Default `target_coverage`:

- `supplier_rollup`: 0.80
- `item_rollup`: 0.80
- `industry_rollup`: 0.95
- `sub_category_rollup`: 0.95
- `commodity_rollup`: 0.80

Default `min_rows = 5`, `max_rows = 50` (supplier/item) or
`max_rows = 20` (industry/sub_category).

## tail_summary structure

Minimum fields for any tail_summary:

```json
{
  "rows_truncated": 0,
  "spend": 0,
  "pct_of_spend": 0,
  "po_count": 0,
  "po_line_count": 0
}
```

Type-specific extras:

- supplier_rollup tail → add `item_count` and `tail_industry_mix` (top 5
  industries by tail spend, each `{industry, spend, pct_of_tail}`)
- item_rollup tail → add `distinct_commodity_groups` and
  `tail_commodity_mix` (top 5 commodity groups)
- commodity_rollup tail → add `distinct_sub_categories`
- industry_rollup tail → add `distinct_industries` (typically equals
  `rows_truncated` since each row is already an industry)

## Outlier detection

Used to populate `quality_flags.suspected_outliers` (boolean) and to
flag individual rows in `level_2_telemetry.inline_rows`.

### Z-score (default for adequate and robust samples)

```text
z_score = (row.unit_price - entity.mean) / entity.stddev
```

Emit the line with `flag` set when `|z_score| >= 3`. Common flag values
used in the TechnoFlex examples:

- `"price_outlier_high"` for `z_score >= 3`
- `"price_outlier_low"` for `z_score <= -3`
- `"price_peak_period"` for `1.5 <= z_score < 3`
- `"uom_likely_misencoded"` for `z_score >= 8` (typically a
  per-railcar price mistakenly entered per-unit; verify the spend math
  to confirm)
- `"high_volume_lane"` for normal-priced rows with qty in the top
  decile (not an outlier per se, but useful evidence)

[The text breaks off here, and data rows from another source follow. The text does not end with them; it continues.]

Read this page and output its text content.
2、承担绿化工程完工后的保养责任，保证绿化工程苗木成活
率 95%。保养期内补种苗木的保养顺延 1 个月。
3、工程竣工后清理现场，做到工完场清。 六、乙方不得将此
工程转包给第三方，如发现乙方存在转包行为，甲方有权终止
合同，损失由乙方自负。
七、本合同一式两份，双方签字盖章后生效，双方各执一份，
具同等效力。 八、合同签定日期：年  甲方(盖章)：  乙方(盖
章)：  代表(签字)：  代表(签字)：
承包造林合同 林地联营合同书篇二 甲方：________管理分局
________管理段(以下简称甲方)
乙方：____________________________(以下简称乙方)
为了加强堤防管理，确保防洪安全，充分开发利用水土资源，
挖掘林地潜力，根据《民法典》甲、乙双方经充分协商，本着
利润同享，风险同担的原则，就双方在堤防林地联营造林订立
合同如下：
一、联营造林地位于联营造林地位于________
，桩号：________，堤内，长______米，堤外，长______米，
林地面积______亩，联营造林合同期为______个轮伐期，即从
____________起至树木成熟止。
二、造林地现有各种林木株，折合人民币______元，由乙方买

### IQR fallback (for sparse samples)

When `sample_size_class == "sparse"` (n < 30), z-score breaks down
because stddev is unreliable. Use IQR instead:

```text
Q1 = 25th percentile of unit_price
Q3 = 75th percentile of unit_price
IQR = Q3 - Q1

flag row as outlier if:
    row.unit_price < Q1 - 1.5 * IQR     (low)
    or row.unit_price > Q3 + 1.5 * IQR  (high)
```

Flag vocabulary for IQR-detected outliers:

- `"iqr_outlier_high"` for the upper tail
- `"iqr_outlier_low"` for the lower tail

Treat IQR and z-score as parallel detectors with the same downstream
behavior. `quality_flags.suspected_outliers` is true if EITHER
detector fires on any row. Record which detector was used in
`level_2_telemetry.retrieval` notes or in `data_quality_notes`.